La tentación en política tarda, pero llega. Hace un par de meses Felipe Kast no hacía eco de rumores que lo pretendían perfilar como candidato parlamentario por la región del Bío Bío. Ahora no lo descarta.
En sus 18 meses de gestión como ministro de Planificación (ahora Desarrollo Social), cosechó desde la UDI -su partido- la crítica de ser un secretario de Estado con poco manejo político.
Sacado para entregar su cargo al actual ministro Joaquín Lavín, que provenía de Educación, Kast actualmente ejerce como Delegado Presidencial para Aldeas y Campamentos. Su despliegue se apega a un claro futuro competidor de elecciones parlamentarias.
El Delegado no sólo recorre la zona como no alcanza a conseguir ningún político, sino que además, se ha ganado el respeto e incluso el cariño de las familias más vulnerables, que lo perdieron todo tras el terremoto y tsunami y que anteriormente dieron un portazo en la cara a diversas autoridades, a las que simplemente no creyeron.
La región en paz, como la denominaban los políticos locales, de cierta manera responde a la gestión de Kast, quien ahora no desestima la opción parlamentaria por el Bío Bío.
Eso sí, su figura en la UDI no agrada del todo, su educación en Cuba, su desarraigo a la tradición de derecha, su progresismo y más aún, carisma, da respuesta a los temores de levantar su figura para sus posibles competidores locales en una senatorial o incluso diputación.

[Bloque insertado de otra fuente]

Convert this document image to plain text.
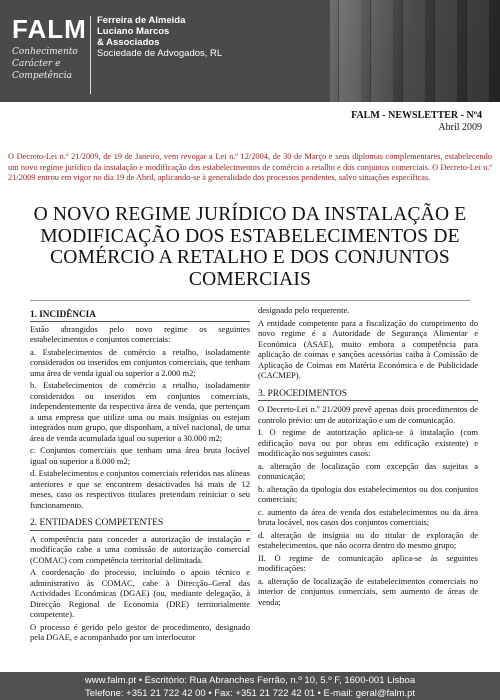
FALM Ferreira de Almeida
Luciano Marcos
& Associados
Sociedade de Advogados, RL
Conhecimento
Carácter e
Competência
FALM - NEWSLETTER - Nº4
Abril 2009
O Decreto-Lei n.º 21/2009, de 19 de Janeiro, vem revogar a Lei n.º 12/2004, de 30 de Março e seus diplomas complementares, estabelecendo um novo regime jurídico da instalação e modificação dos estabelecimentos de comércio a retalho e dos conjuntos comerciais. O Decreto-Lei n.º 21/2009 entrou em vigor no dia 19 de Abril, aplicando-se à generalidade dos processos pendentes, salvo situações específicas.
O NOVO REGIME JURÍDICO DA INSTALAÇÃO E MODIFICAÇÃO DOS ESTABELECIMENTOS DE COMÉRCIO A RETALHO E DOS CONJUNTOS COMERCIAIS
1. INCIDÊNCIA

Estão abrangidos pelo novo regime os seguintes estabelecimentos e conjuntos comerciais:

a. Estabelecimentos de comércio a retalho, isoladamente considerados ou inseridos em conjuntos comerciais, que tenham uma área de venda igual ou superior a 2.000 m2;

b. Estabelecimentos de comércio a retalho, isoladamente considerados ou inseridos em conjuntos comerciais, independentemente da respectiva área de venda, que pertençam a uma empresa que utilize uma ou mais insígnias ou estejam integrados num grupo, que disponham, a nível nacional, de uma área de venda acumulada igual ou superior a 30.000 m2;

c. Conjuntos comerciais que tenham uma área bruta locável igual ou superior a 8.000 m2;

d. Estabelecimentos e conjuntos comerciais referidos nas alíneas anteriores e que se encontrem desactivados há mais de 12 meses, caso os respectivos titulares pretendam reiniciar o seu funcionamento.

2. ENTIDADES COMPETENTES

A competência para conceder a autorização de instalação e modificação cabe a uma comissão de autorização comercial (COMAC) com competência territorial delimitada.

A coordenação do processo, incluindo o apoio técnico e administrativo às COMAC, cabe à Direcção–Geral das Actividades Económicas (DGAE) (ou, mediante delegação, à Direcção Regional de Economia (DRE) territorialmente competente).

O processo é gerido pelo gestor de procedimento, designado pela DGAE, e acompanhado por um interlocutor

designado pelo requerente.

A entidade competente para a fiscalização do cumprimento do novo regime é a Autoridade de Segurança Alimentar e Económica (ASAE), muito embora a competência para aplicação de coimas e sanções acessórias caiba à Comissão de Aplicação de Coimas em Matéria Económica e de Publicidade (CACMEP).

3. PROCEDIMENTOS

O Decreto-Lei n.º 21/2009 prevê apenas dois procedimentos de controlo prévio: um de autorização e um de comunicação.

I. O regime de autorização aplica-se à instalação (com edificação nova ou por obras em edificação existente) e modificação nos seguintes casos:

a. alteração de localização com excepção das sujeitas a comunicação;

b. alteração da tipologia dos estabelecimentos ou dos conjuntos comerciais;

c. aumento da área de venda dos estabelecimentos ou da área bruta locável, nos casos dos conjuntos comerciais;

d. alteração de insígnia ou do titular de exploração de estabelecimentos, que não ocorra dentro do mesmo grupo;

II. O regime de comunicação aplica-se às seguintes modificações:

a. alteração de localização de estabelecimentos comerciais no interior de conjuntos comerciais, sem aumento de áreas de venda;

www.falm.pt • Escritório: Rua Abranches Ferrão, n.º 10, 5.º F, 1600-001 Lisboa
Telefone: +351 21 722 42 00 • Fax: +351 21 722 42 01 • E-mail: geral@falm.pt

Por estos días, Kast participa de diálogos universitarios, debates sociales, visitas a terreno, e incluso comenta sostener ya 3 debates con el presidenciable Marco Enríquez Ominami. Por lo tanto, entrenamiento sí que tiene.
Actualmente trabaja para responder a Dichato su demanda de repetir el evento veraniego Vive Dichato, que llevó a 140 mil turistas al balneario devastado por el tsunami. De conseguir el respaldo del Gobierno para dicha actividad, algunos candidatos locales podrán comenzar a ponerse nerviosos.